Home Fires

                  As I stated in my post about Mercy Street, Home Fires is another show gone too soon.  With only two seasons to its name, I’m not sure why this show was cancelled.  There was so much more that could have happened had it been allowed to go on.
                It’s the start of World War II and the local Women’s Institute (WI) has disbanded to a degree.  Joyce Cameron (Francesca Annis), the domineering president, has been overthrown.  Now, to get back at the WI, Joyce is going to do everything she can to hinder whatever the remaining members set out to do.  In all honesty, the conflict between Joyce and the WI is really a bunch of petty squabbles.  It just goes to show, that even in times of war, petty squabbles don’t cease to exist.  
                The events surrounding the WI aren’t the only things happening in the town.  Everyone is going through their own personal struggles.  Miriam Brindsley (Claire Price) is doing everything she can to keep her son from going off to war.  Desperate to keep her only child at home, Miriam even goes so far as to not tell the ration board of his existence.  When the son finds out, he runs off to join the military on his own, leaving behind a distraught mother and a poor father trying to get her to understand.
                Steph Farrow (Clare Calbraith) is a farmer who must deal with the fact that her husband would rather be off fighting than at home.  Fortunately for her husband, Steph understands his desire and sends him on his way, but it leaves her to deal with the farm and the government on her own with only her son for help.  Unable to read, following the government’s new farming requirements is nearly impossible for Steph, leaving her at risk of losing the farm.               

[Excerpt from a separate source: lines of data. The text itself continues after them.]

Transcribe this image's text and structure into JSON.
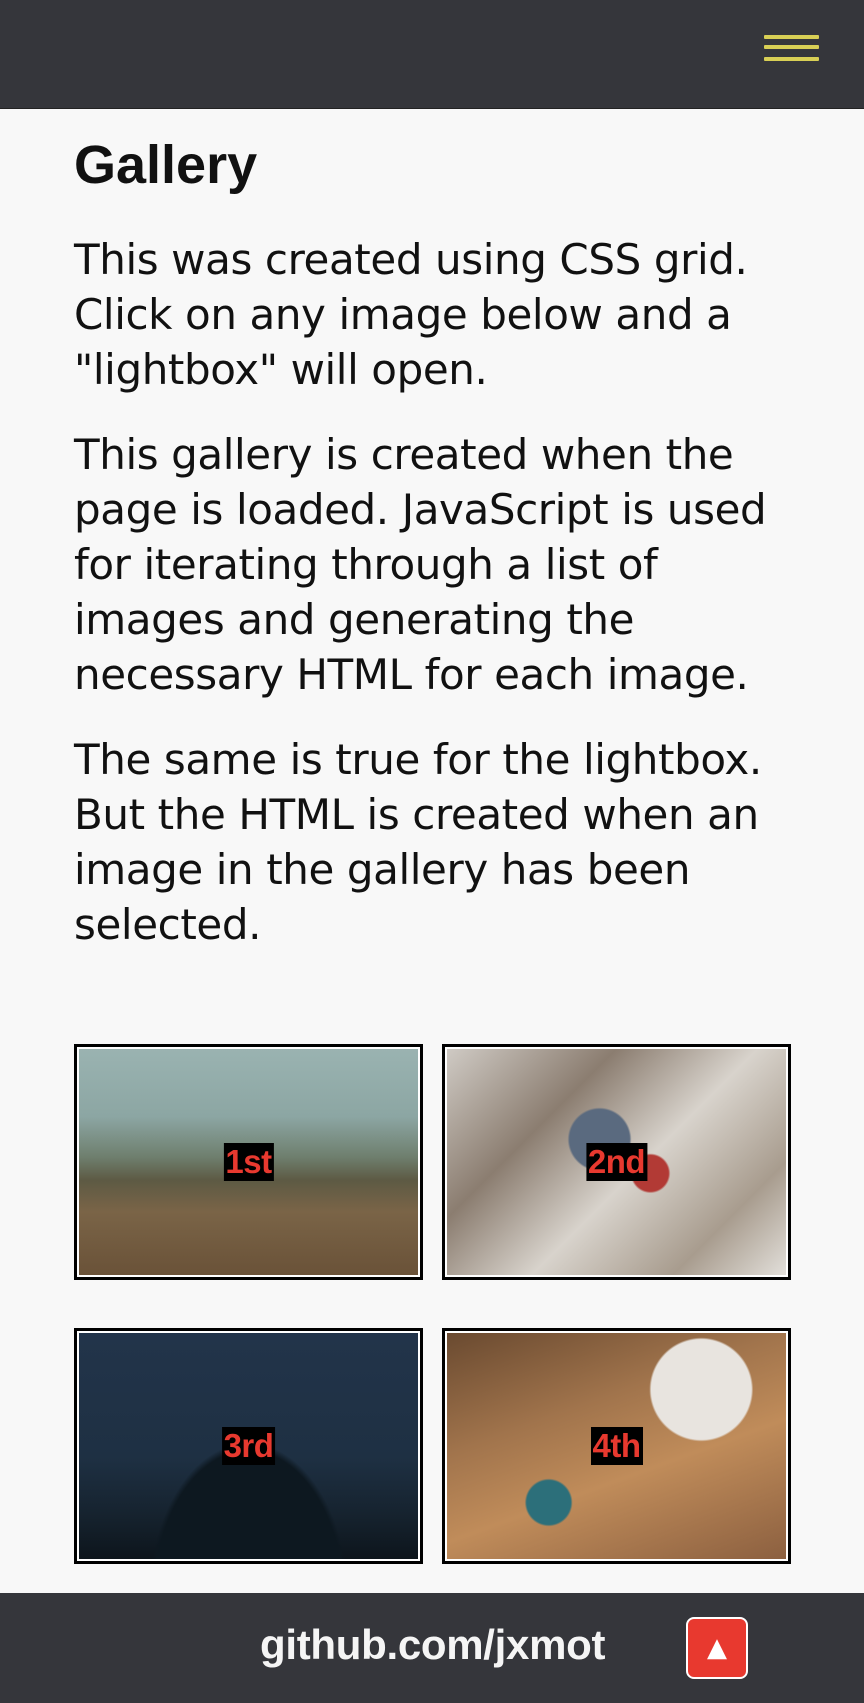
{
  "header": {
    "menu_icon": "hamburger-menu-icon",
    "menu_color": "#d8cf55",
    "background": "#35363b"
  },
  "main": {
    "title": "Gallery",
    "paragraphs": [
      "This was created using CSS grid. Click on any image below and a \"lightbox\" will open.",
      "This gallery is created when the page is loaded. JavaScript is used for iterating through a list of images and generating the necessary HTML for each image.",
      "The same is true for the lightbox. But the HTML is created when an image in the gallery has been selected."
    ]
  },
  "gallery": {
    "items": [
      {
        "caption": "1st"
      },
      {
        "caption": "2nd"
      },
      {
        "caption": "3rd"
      },
      {
        "caption": "4th"
      }
    ],
    "caption_color": "#e8392f"
  },
  "footer": {
    "link_text": "github.com/jxmot",
    "to_top_icon": "arrow-up-icon",
    "to_top_glyph": "▲",
    "to_top_color": "#e8392f"
  }
}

                The local doctor, Dr. Will Campbell (Ed Stoppard) discovers he has lung cancer, leaving the future of his family in doubt.  His older daughter, Kate (Rachel Hurd-Wood) falls in love and marries a pilot, but Laura (Leila Mimmack), Dr. Campbell’s younger daughter, has an affair with a married officer creating a scandal.  With his daughter’s name tainted, people stop seeing Dr. Campbell for medical care.  Already stressed with his illness and the experimental treatment he is going under, it is up to his wife, Erica (Frances Grey), to get everything back on track.
                Next door to Dr. Campbell and his family is Pat Simms (Claire Rushbrook), a woman severely abused by her husband, Bob (Mark Bazeley).  Physically, mentally, verbally, and emotionally abused.  Pat tries to keep the abuse a secret, but it is not easy.  In an effort to get some sense to her life, Pat starts working as a telephone operator despite it being against her husband’s wishes and command.  When Bob is sent to the front lines to be a journalist, it is a relief.  Now alone, Pat is free to live the life she wants, and even fall in love with someone who loves her back.
                As with Mercy Street, there are so many storylines I haven’t mentioned.  There’s the officer who falls in love with Sarah Collingborne (Ruth Gemmell), the pastor’s wife.  Sarah, in the meantime, hides an emotionally struggling pilot determined to defect from the military.  The husband of the new president of the WI, Frances Barden (Samantha Bond), dies and Frances discovers he had a child with his accountant.  Then, due to an attack on his own village, Frances reluctantly lets the boy live with her.  Meanwhile, there is the bookkeeper, Alison Shotlock (Fenella Woolgar), who gets caught cooking the books (unwillingly) for war profiteers, and then decides to work for the police in order to catch others.
                Even with all I have written, there are still many more things to say and storylines to talk about.  That’s why it’s such a shame this show ended after two seasons.  It’s only 1940.  There is a lot more war left to go and so many things could happen.  Plus, there are storylines left hanging from the last episode.  Unfortunately, those storylines will have to be left where they are, because Home Fires has ended, making it yet another good show cancelled far too soon.